The study’s researchers analyzed 984 adults’ responses to questions about sleep habits, diet and environment.
“Results indicate that sleep regularity, beyond sleep duration alone, plays a significant role in our health,” lead author Sierra B. Forbush, an undergraduate research assistant in the Sleep and Health Research Program at the University of Arizona in Tucson, said in a statement.
You are at higher risk of developing cardiovascular disease and still suffer from insomnia, sleepiness, and fatigue instead of feeling refreshed when you oversleep. This sleeping in habit during the weekend actually form as early as puberty because science proves that pubertal teens sleep later at night and are more likely to sleep in also in the morning perhaps because of a biologic response or their raging hormones.

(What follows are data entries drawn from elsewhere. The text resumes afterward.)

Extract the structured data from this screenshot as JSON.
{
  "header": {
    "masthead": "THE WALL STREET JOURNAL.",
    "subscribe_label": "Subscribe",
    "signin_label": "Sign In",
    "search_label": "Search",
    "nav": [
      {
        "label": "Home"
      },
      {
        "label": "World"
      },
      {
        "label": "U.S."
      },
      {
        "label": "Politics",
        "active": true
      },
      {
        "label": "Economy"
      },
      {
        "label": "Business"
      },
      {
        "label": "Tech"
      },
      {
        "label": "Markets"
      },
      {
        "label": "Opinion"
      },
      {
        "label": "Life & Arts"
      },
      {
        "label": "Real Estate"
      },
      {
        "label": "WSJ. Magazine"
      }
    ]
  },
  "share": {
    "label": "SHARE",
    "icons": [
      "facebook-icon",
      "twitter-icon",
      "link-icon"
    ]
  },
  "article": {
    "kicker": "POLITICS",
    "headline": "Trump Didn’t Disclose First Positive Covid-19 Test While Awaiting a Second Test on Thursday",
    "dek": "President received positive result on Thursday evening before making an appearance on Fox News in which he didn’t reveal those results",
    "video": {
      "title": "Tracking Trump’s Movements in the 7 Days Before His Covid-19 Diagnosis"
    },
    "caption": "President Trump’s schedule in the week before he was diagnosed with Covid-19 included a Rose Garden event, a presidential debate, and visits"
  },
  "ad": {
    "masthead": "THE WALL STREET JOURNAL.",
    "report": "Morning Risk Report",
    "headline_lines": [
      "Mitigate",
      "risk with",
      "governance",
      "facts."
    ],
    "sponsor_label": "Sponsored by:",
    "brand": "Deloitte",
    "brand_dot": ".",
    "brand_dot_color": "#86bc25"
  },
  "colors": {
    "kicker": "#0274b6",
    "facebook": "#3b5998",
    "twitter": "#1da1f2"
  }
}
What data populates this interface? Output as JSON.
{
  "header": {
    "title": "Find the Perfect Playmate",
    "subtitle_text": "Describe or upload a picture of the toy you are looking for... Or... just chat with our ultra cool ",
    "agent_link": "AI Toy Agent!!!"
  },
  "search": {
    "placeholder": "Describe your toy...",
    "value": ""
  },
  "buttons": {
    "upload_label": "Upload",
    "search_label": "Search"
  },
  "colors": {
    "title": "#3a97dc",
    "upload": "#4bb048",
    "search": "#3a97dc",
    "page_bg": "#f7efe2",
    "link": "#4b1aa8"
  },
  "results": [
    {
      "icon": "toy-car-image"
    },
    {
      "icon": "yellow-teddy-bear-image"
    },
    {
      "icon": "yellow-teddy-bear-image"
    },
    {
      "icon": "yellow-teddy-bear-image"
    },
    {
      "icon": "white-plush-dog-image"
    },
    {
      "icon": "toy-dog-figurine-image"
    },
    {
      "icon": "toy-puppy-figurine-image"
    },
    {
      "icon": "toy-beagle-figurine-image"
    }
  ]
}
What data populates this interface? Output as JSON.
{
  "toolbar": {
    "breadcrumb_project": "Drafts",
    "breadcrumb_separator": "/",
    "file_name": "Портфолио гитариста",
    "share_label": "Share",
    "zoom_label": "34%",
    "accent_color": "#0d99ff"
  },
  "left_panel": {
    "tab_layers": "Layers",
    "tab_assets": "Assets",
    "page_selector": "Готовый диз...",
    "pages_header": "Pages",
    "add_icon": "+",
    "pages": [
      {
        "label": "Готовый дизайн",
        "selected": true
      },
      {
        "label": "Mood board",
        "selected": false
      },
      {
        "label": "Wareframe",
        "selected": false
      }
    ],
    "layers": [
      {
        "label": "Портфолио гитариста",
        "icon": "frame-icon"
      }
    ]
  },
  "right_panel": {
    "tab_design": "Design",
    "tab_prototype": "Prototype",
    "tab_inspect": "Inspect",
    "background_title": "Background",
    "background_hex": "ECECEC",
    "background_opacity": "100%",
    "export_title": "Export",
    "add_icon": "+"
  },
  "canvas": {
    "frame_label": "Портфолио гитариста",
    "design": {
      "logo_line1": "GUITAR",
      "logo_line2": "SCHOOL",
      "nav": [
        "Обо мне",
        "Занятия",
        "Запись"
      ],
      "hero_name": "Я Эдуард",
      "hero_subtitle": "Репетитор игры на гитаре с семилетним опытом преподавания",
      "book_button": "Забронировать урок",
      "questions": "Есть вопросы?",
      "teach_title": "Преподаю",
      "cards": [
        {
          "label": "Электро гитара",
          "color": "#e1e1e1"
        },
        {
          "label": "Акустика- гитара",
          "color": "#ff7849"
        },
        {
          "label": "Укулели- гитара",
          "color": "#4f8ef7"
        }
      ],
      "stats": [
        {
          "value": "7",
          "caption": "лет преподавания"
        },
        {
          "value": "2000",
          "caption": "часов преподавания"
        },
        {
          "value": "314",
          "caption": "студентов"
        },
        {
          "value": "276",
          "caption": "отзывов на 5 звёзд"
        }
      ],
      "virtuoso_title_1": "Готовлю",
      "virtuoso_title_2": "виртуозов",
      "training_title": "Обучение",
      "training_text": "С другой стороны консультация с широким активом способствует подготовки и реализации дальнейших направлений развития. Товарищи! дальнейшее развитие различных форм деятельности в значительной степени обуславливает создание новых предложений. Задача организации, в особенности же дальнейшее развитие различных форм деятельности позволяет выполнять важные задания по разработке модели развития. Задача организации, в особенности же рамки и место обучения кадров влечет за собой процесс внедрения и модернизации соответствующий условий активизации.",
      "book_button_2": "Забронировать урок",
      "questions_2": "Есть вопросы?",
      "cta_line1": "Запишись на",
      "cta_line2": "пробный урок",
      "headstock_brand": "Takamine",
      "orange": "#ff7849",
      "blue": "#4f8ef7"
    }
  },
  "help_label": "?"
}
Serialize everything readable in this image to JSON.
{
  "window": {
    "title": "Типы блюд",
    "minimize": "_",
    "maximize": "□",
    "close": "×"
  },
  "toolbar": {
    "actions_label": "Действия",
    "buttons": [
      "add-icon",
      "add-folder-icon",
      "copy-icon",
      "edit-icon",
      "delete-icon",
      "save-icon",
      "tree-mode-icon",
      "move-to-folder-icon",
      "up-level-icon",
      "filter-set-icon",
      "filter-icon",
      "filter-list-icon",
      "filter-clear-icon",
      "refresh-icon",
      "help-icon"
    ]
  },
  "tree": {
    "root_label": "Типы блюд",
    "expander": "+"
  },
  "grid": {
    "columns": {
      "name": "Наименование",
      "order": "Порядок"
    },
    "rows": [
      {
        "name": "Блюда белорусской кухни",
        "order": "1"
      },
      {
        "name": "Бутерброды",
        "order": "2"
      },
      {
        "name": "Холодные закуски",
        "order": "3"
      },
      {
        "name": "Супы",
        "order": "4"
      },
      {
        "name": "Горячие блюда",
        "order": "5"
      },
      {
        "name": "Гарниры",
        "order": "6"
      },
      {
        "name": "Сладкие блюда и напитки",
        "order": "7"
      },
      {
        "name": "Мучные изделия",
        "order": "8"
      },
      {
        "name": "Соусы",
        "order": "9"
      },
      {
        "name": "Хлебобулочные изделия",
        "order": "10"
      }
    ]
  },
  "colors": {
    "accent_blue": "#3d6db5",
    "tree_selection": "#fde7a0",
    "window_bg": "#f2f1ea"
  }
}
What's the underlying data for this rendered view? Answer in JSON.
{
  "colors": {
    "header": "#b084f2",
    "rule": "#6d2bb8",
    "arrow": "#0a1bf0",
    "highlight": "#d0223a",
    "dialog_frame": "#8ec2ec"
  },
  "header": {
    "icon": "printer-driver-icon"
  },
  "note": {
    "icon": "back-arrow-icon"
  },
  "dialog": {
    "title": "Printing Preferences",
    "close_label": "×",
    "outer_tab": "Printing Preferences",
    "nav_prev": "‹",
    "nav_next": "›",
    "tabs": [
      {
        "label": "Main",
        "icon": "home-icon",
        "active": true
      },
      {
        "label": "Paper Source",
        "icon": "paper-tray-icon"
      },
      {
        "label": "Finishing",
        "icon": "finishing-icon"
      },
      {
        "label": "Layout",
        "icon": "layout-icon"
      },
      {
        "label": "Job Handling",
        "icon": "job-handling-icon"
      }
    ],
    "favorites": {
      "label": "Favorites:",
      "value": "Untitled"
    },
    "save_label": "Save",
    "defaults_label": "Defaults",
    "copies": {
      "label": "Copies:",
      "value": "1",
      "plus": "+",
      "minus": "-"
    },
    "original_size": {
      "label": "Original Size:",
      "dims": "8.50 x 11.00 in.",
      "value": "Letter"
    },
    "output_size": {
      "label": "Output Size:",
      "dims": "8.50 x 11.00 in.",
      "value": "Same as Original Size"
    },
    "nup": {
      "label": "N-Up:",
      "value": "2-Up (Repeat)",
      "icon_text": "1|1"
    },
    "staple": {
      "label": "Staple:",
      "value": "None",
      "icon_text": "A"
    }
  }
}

Many people continue to suffer from social jet lag because societal obligations either ask you to wake up early and stay up late. To compensate and make yourself feel better, you sleep in during the weekend to your heart’s content. However, you realize it wasn’t such a good to do so once Monday morning comes and you can barely get out of bed because you indulged your body clock in sleeping in during the weekend even if you sleep early on Sunday night because you are in for a big surprise – sleep onset insomnia. So, try to resist sleeping in on the weekend. What you can do about it is to take naps in the afternoon so you can catch up on lost sleep.